Haven’s cheeks reddened. She fought off the flush, however, and entwined her hands in her lap, beside the feathered green picture hat resting beside her supple left thigh. The manila folder containing the report rested against her opposite leg.
“Now, then, since our relationship has been clarified, let’s get down to brass tacks, shall we? I read a copy of the ranger’s report on my journey from Leadville, but it’s pretty thin, not to mention nearly illiterate. In your meeting with Marshal Vail, did he mention anything about the rangers having any suspicions as to who might have shot their men and the deputy marshals?”
“Billy didn’t say. But if it’s not in the report there, I reckon it’s a subject we’ll have to cover when we get to the ranger post in Broken Jaw. I know a few of the boys down there. They’re likely hell-bent on finding the men who shot their pards, and they’ll most likely want to be the ones who serve up the gun justice good and hot, but they’ll be as helpful as they can be.”

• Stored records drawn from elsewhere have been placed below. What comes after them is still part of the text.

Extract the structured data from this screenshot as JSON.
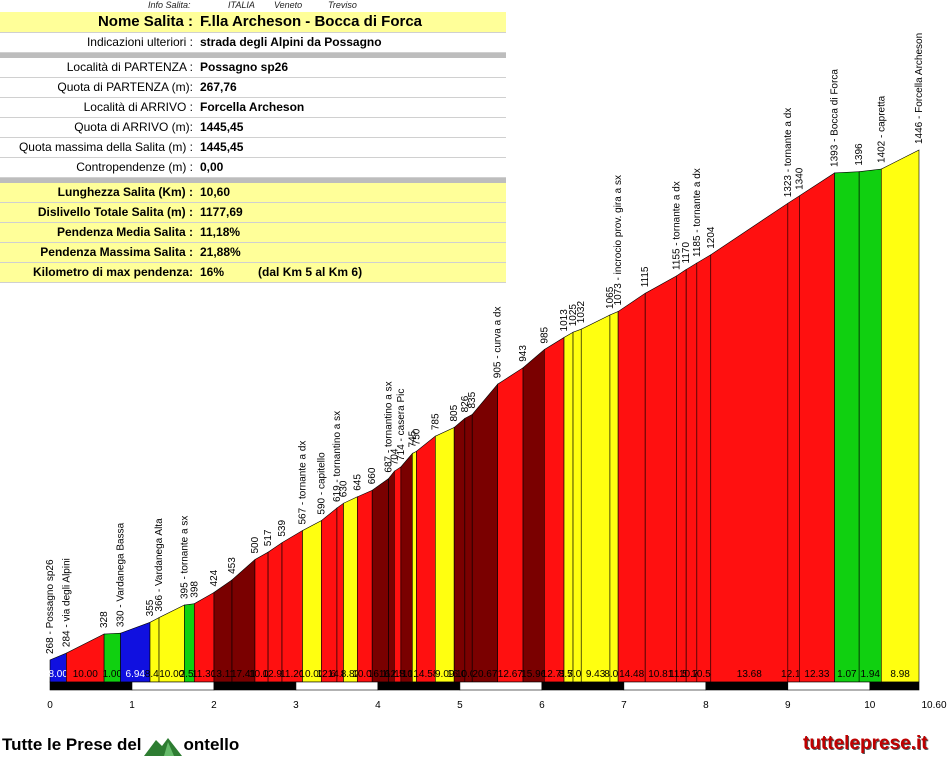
{
  "info": {
    "label": "Info Salita:",
    "country": "ITALIA",
    "region": "Veneto",
    "province": "Treviso"
  },
  "table": {
    "title": {
      "label": "Nome Salita :",
      "value": "F.lla Archeson - Bocca di Forca"
    },
    "rows_a": [
      {
        "label": "Indicazioni ulteriori :",
        "value": "strada degli Alpini da Possagno"
      }
    ],
    "rows_b": [
      {
        "label": "Località di PARTENZA :",
        "value": "Possagno sp26"
      },
      {
        "label": "Quota di PARTENZA (m):",
        "value": "267,76"
      },
      {
        "label": "Località di ARRIVO :",
        "value": "Forcella Archeson"
      },
      {
        "label": "Quota di ARRIVO (m):",
        "value": "1445,45"
      },
      {
        "label": "Quota massima della Salita (m) :",
        "value": "1445,45"
      },
      {
        "label": "Contropendenze (m) :",
        "value": "0,00"
      }
    ],
    "rows_c": [
      {
        "label": "Lunghezza Salita (Km) :",
        "value": "10,60"
      },
      {
        "label": "Dislivello Totale Salita (m) :",
        "value": "1177,69"
      },
      {
        "label": "Pendenza Media Salita :",
        "value": "11,18%"
      },
      {
        "label": "Pendenza Massima Salita :",
        "value": "21,88%"
      },
      {
        "label": "Kilometro di max pendenza:",
        "value": "16%",
        "extra": "(dal Km 5 al Km 6)"
      }
    ]
  },
  "chart_data": {
    "type": "area",
    "xlim": [
      0,
      10.6
    ],
    "x_ticks": [
      "0",
      "1",
      "2",
      "3",
      "4",
      "5",
      "6",
      "7",
      "8",
      "9",
      "10",
      "10.60"
    ],
    "points": [
      {
        "km": 0.0,
        "alt": 268,
        "label": "268 - Possagno sp26"
      },
      {
        "km": 0.2,
        "alt": 284,
        "label": "284 - via degli Alpini"
      },
      {
        "km": 0.66,
        "alt": 328,
        "label": "328"
      },
      {
        "km": 0.86,
        "alt": 330,
        "label": "330 - Vardanega Bassa"
      },
      {
        "km": 1.22,
        "alt": 355,
        "label": "355"
      },
      {
        "km": 1.33,
        "alt": 366,
        "label": "366 - Vardanega Alta"
      },
      {
        "km": 1.64,
        "alt": 395,
        "label": "395 - tornante a sx"
      },
      {
        "km": 1.76,
        "alt": 398,
        "label": "398"
      },
      {
        "km": 2.0,
        "alt": 424,
        "label": "424"
      },
      {
        "km": 2.22,
        "alt": 453,
        "label": "453"
      },
      {
        "km": 2.5,
        "alt": 500,
        "label": "500"
      },
      {
        "km": 2.66,
        "alt": 517,
        "label": "517"
      },
      {
        "km": 2.83,
        "alt": 539,
        "label": "539"
      },
      {
        "km": 3.08,
        "alt": 567,
        "label": "567 - tornante a dx"
      },
      {
        "km": 3.31,
        "alt": 590,
        "label": "590 - capitello"
      },
      {
        "km": 3.5,
        "alt": 619,
        "label": "619 - tornantino a sx"
      },
      {
        "km": 3.58,
        "alt": 630,
        "label": "630"
      },
      {
        "km": 3.75,
        "alt": 645,
        "label": "645"
      },
      {
        "km": 3.93,
        "alt": 660,
        "label": "660"
      },
      {
        "km": 4.13,
        "alt": 687,
        "label": "687 - tornantino a sx"
      },
      {
        "km": 4.2,
        "alt": 704,
        "label": "704"
      },
      {
        "km": 4.28,
        "alt": 714,
        "label": "714 - casera Pic"
      },
      {
        "km": 4.42,
        "alt": 745,
        "label": "745"
      },
      {
        "km": 4.47,
        "alt": 750,
        "label": "750"
      },
      {
        "km": 4.7,
        "alt": 785,
        "label": "785"
      },
      {
        "km": 4.93,
        "alt": 805,
        "label": "805"
      },
      {
        "km": 5.06,
        "alt": 826,
        "label": "826"
      },
      {
        "km": 5.15,
        "alt": 835,
        "label": "835"
      },
      {
        "km": 5.46,
        "alt": 905,
        "label": "905 - curva a dx"
      },
      {
        "km": 5.77,
        "alt": 943,
        "label": "943"
      },
      {
        "km": 6.03,
        "alt": 985,
        "label": "985"
      },
      {
        "km": 6.27,
        "alt": 1013,
        "label": "1013"
      },
      {
        "km": 6.38,
        "alt": 1025,
        "label": "1025"
      },
      {
        "km": 6.48,
        "alt": 1032,
        "label": "1032"
      },
      {
        "km": 6.83,
        "alt": 1065,
        "label": "1065"
      },
      {
        "km": 6.93,
        "alt": 1073,
        "label": "1073 - incrocio prov. gira a sx"
      },
      {
        "km": 7.26,
        "alt": 1115,
        "label": "1115"
      },
      {
        "km": 7.64,
        "alt": 1155,
        "label": "1155 - tornante a dx"
      },
      {
        "km": 7.76,
        "alt": 1170,
        "label": "1170"
      },
      {
        "km": 7.89,
        "alt": 1185,
        "label": "1185 - tornante a dx"
      },
      {
        "km": 8.06,
        "alt": 1204,
        "label": "1204"
      },
      {
        "km": 9.0,
        "alt": 1323,
        "label": "1323 - tornante a dx"
      },
      {
        "km": 9.14,
        "alt": 1340,
        "label": "1340"
      },
      {
        "km": 9.57,
        "alt": 1393,
        "label": "1393 - Bocca di Forca"
      },
      {
        "km": 9.87,
        "alt": 1396,
        "label": "1396"
      },
      {
        "km": 10.14,
        "alt": 1402,
        "label": "1402 - capretta"
      },
      {
        "km": 10.6,
        "alt": 1446,
        "label": "1446 - Forcella Archeson"
      }
    ],
    "segments": [
      {
        "slope": "8.00",
        "color": "#1010e0"
      },
      {
        "slope": "10.00",
        "color": "#ff1010"
      },
      {
        "slope": "1.00",
        "color": "#10d010"
      },
      {
        "slope": "6.94",
        "color": "#1010e0"
      },
      {
        "slope": "8.46",
        "color": "#ffff10"
      },
      {
        "slope": "10.00",
        "color": "#ffff10"
      },
      {
        "slope": "2.50",
        "color": "#10d010"
      },
      {
        "slope": "11.30",
        "color": "#ff1010"
      },
      {
        "slope": "13.11",
        "color": "#7a0000"
      },
      {
        "slope": "17.41",
        "color": "#7a0000"
      },
      {
        "slope": "10.00",
        "color": "#ff1010"
      },
      {
        "slope": "12.94",
        "color": "#ff1010"
      },
      {
        "slope": "11.20",
        "color": "#ff1010"
      },
      {
        "slope": "10.00",
        "color": "#ffff10"
      },
      {
        "slope": "12.61",
        "color": "#ff1010"
      },
      {
        "slope": "14.80",
        "color": "#ff1010"
      },
      {
        "slope": "8.82",
        "color": "#ffff10"
      },
      {
        "slope": "10.00",
        "color": "#ff1010"
      },
      {
        "slope": "16.16",
        "color": "#7a0000"
      },
      {
        "slope": "16.00",
        "color": "#7a0000"
      },
      {
        "slope": "12.50",
        "color": "#ff1010"
      },
      {
        "slope": "18.10",
        "color": "#7a0000"
      },
      {
        "slope": "10.00",
        "color": "#ffff10"
      },
      {
        "slope": "14.58",
        "color": "#ff1010"
      },
      {
        "slope": "9.09",
        "color": "#ffff10"
      },
      {
        "slope": "16.00",
        "color": "#7a0000"
      },
      {
        "slope": "10.00",
        "color": "#7a0000"
      },
      {
        "slope": "20.67",
        "color": "#7a0000"
      },
      {
        "slope": "12.67",
        "color": "#ff1010"
      },
      {
        "slope": "15.96",
        "color": "#7a0000"
      },
      {
        "slope": "12.73",
        "color": "#ff1010"
      },
      {
        "slope": "8.57",
        "color": "#ffff10"
      },
      {
        "slope": "7.00",
        "color": "#ffff10"
      },
      {
        "slope": "9.43",
        "color": "#ffff10"
      },
      {
        "slope": "8.00",
        "color": "#ffff10"
      },
      {
        "slope": "14.48",
        "color": "#ff1010"
      },
      {
        "slope": "10.81",
        "color": "#ff1010"
      },
      {
        "slope": "11.54",
        "color": "#ff1010"
      },
      {
        "slope": "10.71",
        "color": "#ff1010"
      },
      {
        "slope": "10.56",
        "color": "#ff1010"
      },
      {
        "slope": "13.68",
        "color": "#ff1010"
      },
      {
        "slope": "12.14",
        "color": "#ff1010"
      },
      {
        "slope": "12.33",
        "color": "#ff1010"
      },
      {
        "slope": "1.07",
        "color": "#10d010"
      },
      {
        "slope": "1.94",
        "color": "#10d010"
      },
      {
        "slope": "8.98",
        "color": "#ffff10"
      }
    ]
  },
  "footer": {
    "brand_left_1": "Tutte le Prese del",
    "brand_left_2": "ontello",
    "brand_right": "tutteleprese.it"
  }
}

“If they had been able to serve up this gun justice, as you call it, they probably would have by now. Which means they must be pretty much in the dark about who killed those men.”

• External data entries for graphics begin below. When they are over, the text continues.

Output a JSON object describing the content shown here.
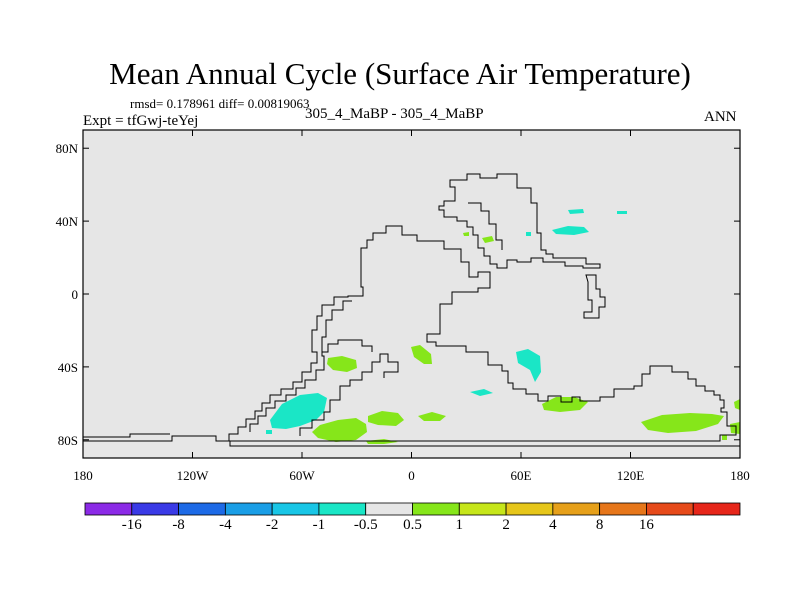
{
  "title": "Mean Annual Cycle (Surface Air Temperature)",
  "stats_line": "rmsd= 0.178961 diff= 0.00819063",
  "experiment": "Expt = tfGwj-teYej",
  "subtitle": "305_4_MaBP - 305_4_MaBP",
  "season": "ANN",
  "map": {
    "projection": "cylindrical equidistant",
    "lat_range": [
      -90,
      90
    ],
    "lon_range": [
      -180,
      180
    ],
    "ocean_color": "#e6e6e6",
    "coast_color": "#000000",
    "y_ticks": [
      {
        "label": "80N",
        "lat": 80
      },
      {
        "label": "40N",
        "lat": 40
      },
      {
        "label": "0",
        "lat": 0
      },
      {
        "label": "40S",
        "lat": -40
      },
      {
        "label": "80S",
        "lat": -80
      }
    ],
    "x_ticks": [
      {
        "label": "180",
        "lon": -180
      },
      {
        "label": "120W",
        "lon": -120
      },
      {
        "label": "60W",
        "lon": -60
      },
      {
        "label": "0",
        "lon": 0
      },
      {
        "label": "60E",
        "lon": 60
      },
      {
        "label": "120E",
        "lon": 120
      },
      {
        "label": "180",
        "lon": 180
      }
    ]
  },
  "colorbar": {
    "colors": [
      "#8b2ae6",
      "#3a3ae6",
      "#1d6ae6",
      "#1a9ee6",
      "#19c6e6",
      "#1ae6c6",
      "#e6e6e6",
      "#86e61a",
      "#c6e61a",
      "#e6c61a",
      "#e6a01a",
      "#e6761a",
      "#e64a1a",
      "#e6261a"
    ],
    "labels": [
      "-16",
      "-8",
      "-4",
      "-2",
      "-1",
      "-0.5",
      "0.5",
      "1",
      "2",
      "4",
      "8",
      "16"
    ]
  }
}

“Most likely.” Longarm sat back in his seat, tipped his hat brim down over his eyes. The rye had worked its magic on him. “Well, if you’ll forgive me, I reckon it’s time for a nap. We got a long pull ahead. Figured we’d ride horses from Belen. The train south of there is notoriously slow and the Southern Pacific west through Broken Jaw ain’t quite finished yet.”
He squinted one eye at her beneath his hat. “You can ride a horse, can’t you?”
“Of course I can ride. Just as well as you, Marshal Long.”
“Well, proof of that will be in the puddin’,” he said, chuckling ironically. “But I do apologize. This is the first time I’ve been paired up with a woman. I mean, professionally, of course.”
“Of course.” Haven rolled her eyes in disgust.
“Since I have my hoof in my mouth, anyway, I might as well go ahead and ask you if you have proper riding attire. That dress…while it does fit you dang nice…would be a little uncomfortable—”
“You worry about your own proper attire, Deputy,” she said crisply, “and I’ll worry about mine.”
“All right, all right.” Longarm pulled his hat down lower on his forehead. The improbability of their situation continued to amaze him, and he realized he was grinning again when he heard her say, “I realize this is all very amusing to you, Deputy Long, but I really must insist that you put the other night behind you. I know I have.”
He opened his left eye and was about to respond that he was dearly trying to do just that but held his tongue when he saw a group of men in dusty leather trail gear studying him and Agent Delacroix from their seats a few rows up from Longarm and on the left side of the aisle. Most of their attention was on the girl, of course, and they weren’t so much studying Haven as ogling her.
Speaking just loudly enough to be heard above the train’s irregular roar, he said, “Watch yourself.”
She’d immersed herself in the file but looked up at him curiously. He lifted his chin to indicate her admirers. She turned her head to follow his gaze, then turned back to him and gazed down once more at the open folder in her lap.